ウィルたちの横を冒険者たちが駆け抜けていく。罵声を残して。
「ヒャッハー、助かったぜえ。囮よろしくー-」
「だっせえ鎧。討伐ランクBのハイオークちゃん相手にどんぐらい耐えられるのよ」
「今日はお前らの為に飲んでやる。許せよっ」
「……」
通りすぎる際、弓手のが無言でウィルの顔を凝視していた。
「あ、あ……」
だが、それに気づくこともなくトラウマを刺激され、ウィルは動けなくなっていた。指先もうまく動かず、思考も覚束ない。そんな中、目の前にはオークに襲われそうになっているケイとファムの姿。ファムはケイを守りつつ、小さな短刀でなんとかオークを迎え撃とうとしている。
(終わりっていうのはこういう呆気ないものなのかもね)
「ち、ちが……」
脳裏になぜかわかったかのように厭世的に呟く幼き頃の自分の声。もう間に合わないと諦観しながら、なんとか矢を番えようとするも動かない指。必死の行動も体が動かず、ただ脳裏に三人と出会った時の会話の情景が浮かんでくる。

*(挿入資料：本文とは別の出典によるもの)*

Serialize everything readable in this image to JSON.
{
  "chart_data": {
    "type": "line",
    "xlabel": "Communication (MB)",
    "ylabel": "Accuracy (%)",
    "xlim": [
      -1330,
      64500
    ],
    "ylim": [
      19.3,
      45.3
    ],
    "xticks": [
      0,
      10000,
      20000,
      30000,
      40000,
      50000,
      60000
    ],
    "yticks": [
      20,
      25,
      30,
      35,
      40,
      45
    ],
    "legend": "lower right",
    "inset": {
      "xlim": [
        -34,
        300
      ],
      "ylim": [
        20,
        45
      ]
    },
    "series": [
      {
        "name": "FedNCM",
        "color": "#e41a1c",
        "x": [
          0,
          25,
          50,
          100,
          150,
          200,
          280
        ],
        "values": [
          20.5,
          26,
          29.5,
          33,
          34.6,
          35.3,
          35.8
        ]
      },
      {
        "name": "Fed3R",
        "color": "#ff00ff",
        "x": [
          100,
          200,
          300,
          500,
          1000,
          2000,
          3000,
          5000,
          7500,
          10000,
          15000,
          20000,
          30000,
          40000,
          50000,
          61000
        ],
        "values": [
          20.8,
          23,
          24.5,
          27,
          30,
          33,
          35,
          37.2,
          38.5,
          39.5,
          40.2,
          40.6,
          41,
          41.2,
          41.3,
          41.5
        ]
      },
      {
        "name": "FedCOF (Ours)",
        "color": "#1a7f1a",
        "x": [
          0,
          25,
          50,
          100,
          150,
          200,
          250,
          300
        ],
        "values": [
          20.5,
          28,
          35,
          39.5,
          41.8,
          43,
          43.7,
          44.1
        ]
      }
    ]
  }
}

(なあ、なんかあそこでガキが俺たちをじっと見てんだけどよ)
(そういうあけすけな言い方やめろって。見てくれだけは怖いんだからよ)
(おーい、お前いっつも一人でいんなあ。こっち来るかー?)
従属的にひっついているだけの自分をいつも受け入れてくれた得難い仲間たち。また、それが失われようとしている。自分が動けぬがために、だ。絶望が諦観すら塗り潰そうとする最中、ハイオークは冒険者から奪ったのだろう巨大な斧を二人へと振りおろした。